Considering, however, that no bad faith is imputed to the debtors; that payment could not be made during the war years, even if the debtor had so desired, because the creditor was a British company and an enemy vis a vis the belligerent occupant of the Islands at the time; that the creditor was indirectly benefited by the debtor's inaction, thereby avoiding payment in military script; and that both under Article 1172 of the new Civil Code and Article 1103 of the old Code, the Court have power to regulate or moderate the liability arising from negligence of a debtor, we think it equitable to reduce the interest by eliminating that which accrued during the war years, as well as to limit the attorney's fees to 10% of the total amount of the judgment, this case presenting no usual difficulty. (Emphasis supplied).

especially as respondent company itself has manifested in its answer to the motion for reconsideration that they are willing to reach a suitable agreement with petitioners whereby they may "reduce the obligation of the petitioners within reason", and that said company is willing to "treat them with sympathy and consideration in the eventual liquidation of the petitioners' indebtedness".
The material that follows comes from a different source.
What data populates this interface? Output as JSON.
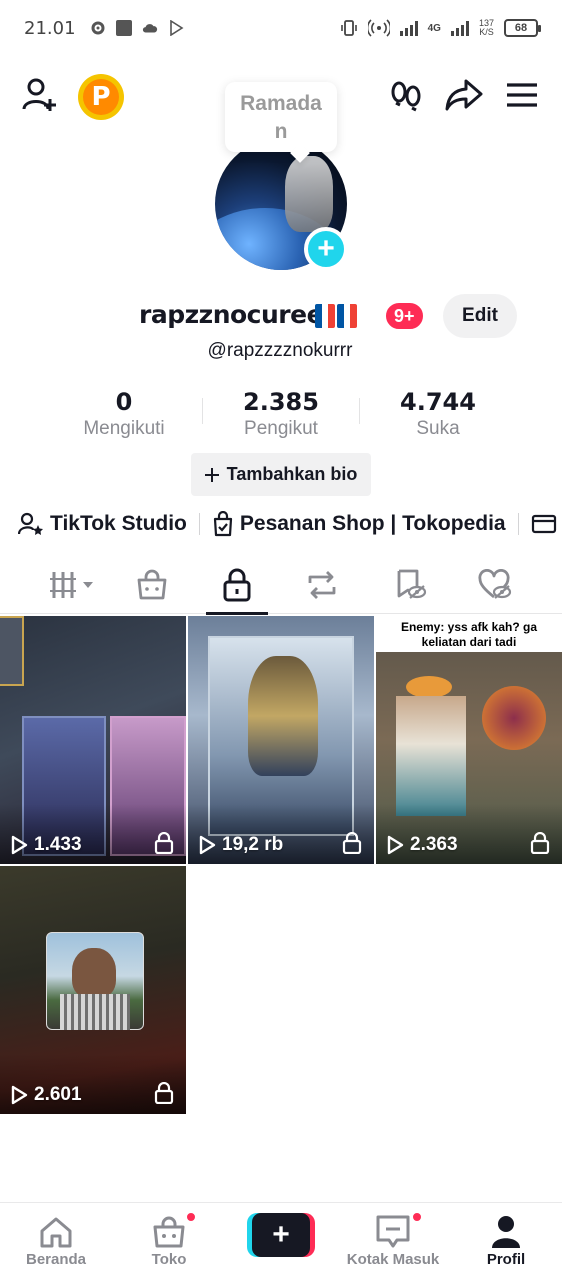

We should further make it clear that respondent actually has no more right to enforce the provisions of the chattel mortgage Exhibit "C", as to compound interest, because the final judgment in Civil Case No. 58043 did not provide for such compound interest but only for simple interest of 12% per annum. Consequently, the unpaid obligation of petitioners under the judgment (that superseded the original obligation), exclusive of attorney's fees and costs, amounts only to the outstanding principal obligation before the war of P1,542.72, plus simple interest of 12% per annum until payment, but deducting the interests that fell due during the war years, under the doctrine in the Warner, Barnes & Co. v. Yasay, supra.

Clarified as above indicated, the judgment of this Court of October 31, 1961 is reaffirmed.

Bengzon, C.J., Padilla, Bautista Angelo, Labrador, Concepcion, Barrera, Paredes, Dizon and De Leon, J.J., concur.